Columnist Saira Khan says venues like Cineworld should not jeopardize democracy by giving in to protesters who are intolerant of religion and aim to block freedom of expression
Image: Getty Images for Jane Owen PR)
If there’s one thing that makes you watch a movie you didn’t want to see, it has to be public demonstrations for it to be banned.
Take Monty Python’s Life of Brian – a comedy released more than 40 years ago about a man who is constantly mistaken for Jesus after being born the same day in the stable next door.
Some countries banned it, saying it offends Christianity.
It was only supposed to be shown in 200 theaters in the US, but after protests from various religious groups, the number of screens was tripled.
Obviously, there really is no such thing as bad PR. So the makers of the film The Lady of Heaven should be happy that a few hundred protesters are demanding that it be banned for blasphemy – and that everyone talks about it.
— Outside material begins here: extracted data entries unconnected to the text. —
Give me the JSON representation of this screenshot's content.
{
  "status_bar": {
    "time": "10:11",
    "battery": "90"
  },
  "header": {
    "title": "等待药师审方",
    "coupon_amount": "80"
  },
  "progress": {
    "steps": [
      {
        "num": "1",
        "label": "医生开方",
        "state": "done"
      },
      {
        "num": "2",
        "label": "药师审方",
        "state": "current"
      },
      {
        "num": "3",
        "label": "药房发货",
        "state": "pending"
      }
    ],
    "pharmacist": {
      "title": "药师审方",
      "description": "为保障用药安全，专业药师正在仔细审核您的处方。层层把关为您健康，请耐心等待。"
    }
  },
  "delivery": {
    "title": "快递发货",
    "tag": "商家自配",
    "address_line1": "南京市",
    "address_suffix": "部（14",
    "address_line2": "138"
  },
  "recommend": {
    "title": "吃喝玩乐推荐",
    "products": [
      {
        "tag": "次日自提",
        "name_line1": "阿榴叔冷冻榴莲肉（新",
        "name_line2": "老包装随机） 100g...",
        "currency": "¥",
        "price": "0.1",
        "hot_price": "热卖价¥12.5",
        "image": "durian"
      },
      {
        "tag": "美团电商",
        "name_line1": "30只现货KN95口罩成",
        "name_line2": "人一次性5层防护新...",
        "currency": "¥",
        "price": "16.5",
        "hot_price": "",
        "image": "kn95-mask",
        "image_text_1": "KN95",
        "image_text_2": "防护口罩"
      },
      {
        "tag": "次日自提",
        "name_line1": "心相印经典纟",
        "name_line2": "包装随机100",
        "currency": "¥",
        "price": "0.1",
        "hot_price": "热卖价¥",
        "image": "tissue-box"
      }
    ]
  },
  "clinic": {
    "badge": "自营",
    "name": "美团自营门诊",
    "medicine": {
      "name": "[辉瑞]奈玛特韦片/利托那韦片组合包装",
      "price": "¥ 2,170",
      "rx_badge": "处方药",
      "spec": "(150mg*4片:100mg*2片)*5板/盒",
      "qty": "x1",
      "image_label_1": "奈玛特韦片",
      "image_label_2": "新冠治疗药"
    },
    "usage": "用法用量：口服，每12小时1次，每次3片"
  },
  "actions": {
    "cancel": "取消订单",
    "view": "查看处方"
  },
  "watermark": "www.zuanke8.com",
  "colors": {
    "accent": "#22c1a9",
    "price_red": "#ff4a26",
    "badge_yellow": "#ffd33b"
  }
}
Executive Producer Malik Shlibak and Director Eli King tell the story of Fatima, daughter of the Prophet Mohammed.
Malik explained that since this religious character is “very holy to nearly two billion people,” he went to great lengths not to offend.
Dave J Hogan/Getty Images)
So Fatima’s face is never visible, it is completely covered by a black veil. But I’m really not shocked that there have been protests in Bradford, Leeds, Sheffield, Bolton, Blackburn and Birmingham.
A film about Islam that dares to explore different viewpoints will confound the pens of those who hold narrow beliefs about how their religion can be spoken about.
In a country built on freedom of speech, they have every right to share their opinions. However, I would ask if these people actually saw the film?
History tells us that those who join such protests often do so with only hearsay as justification.
Much of the anger here is directed at the film’s alleged “blasphemy.” But the common law offenses of blasphemy and blasphemous defamation were abolished in England and Wales in 2008 and in Scotland in 2021.
However, it is not the demonstrations that I resent. It is Cineworld and Showcase Cinemas’ decision to drop it.
Cineworld said: “Due to the recent incidents, we have made the decision to cancel screenings to ensure the safety of staff and customers.”
What a slap in the face to democracy, freedom of expression and people like me who have received death threats for speaking out against religious intolerance.
How weak of Cineworld to buckle so quickly in the face of a handful of demonstrators.
They don’t represent most Muslims – like my family and friends – who can watch a film about their faith and not be offended.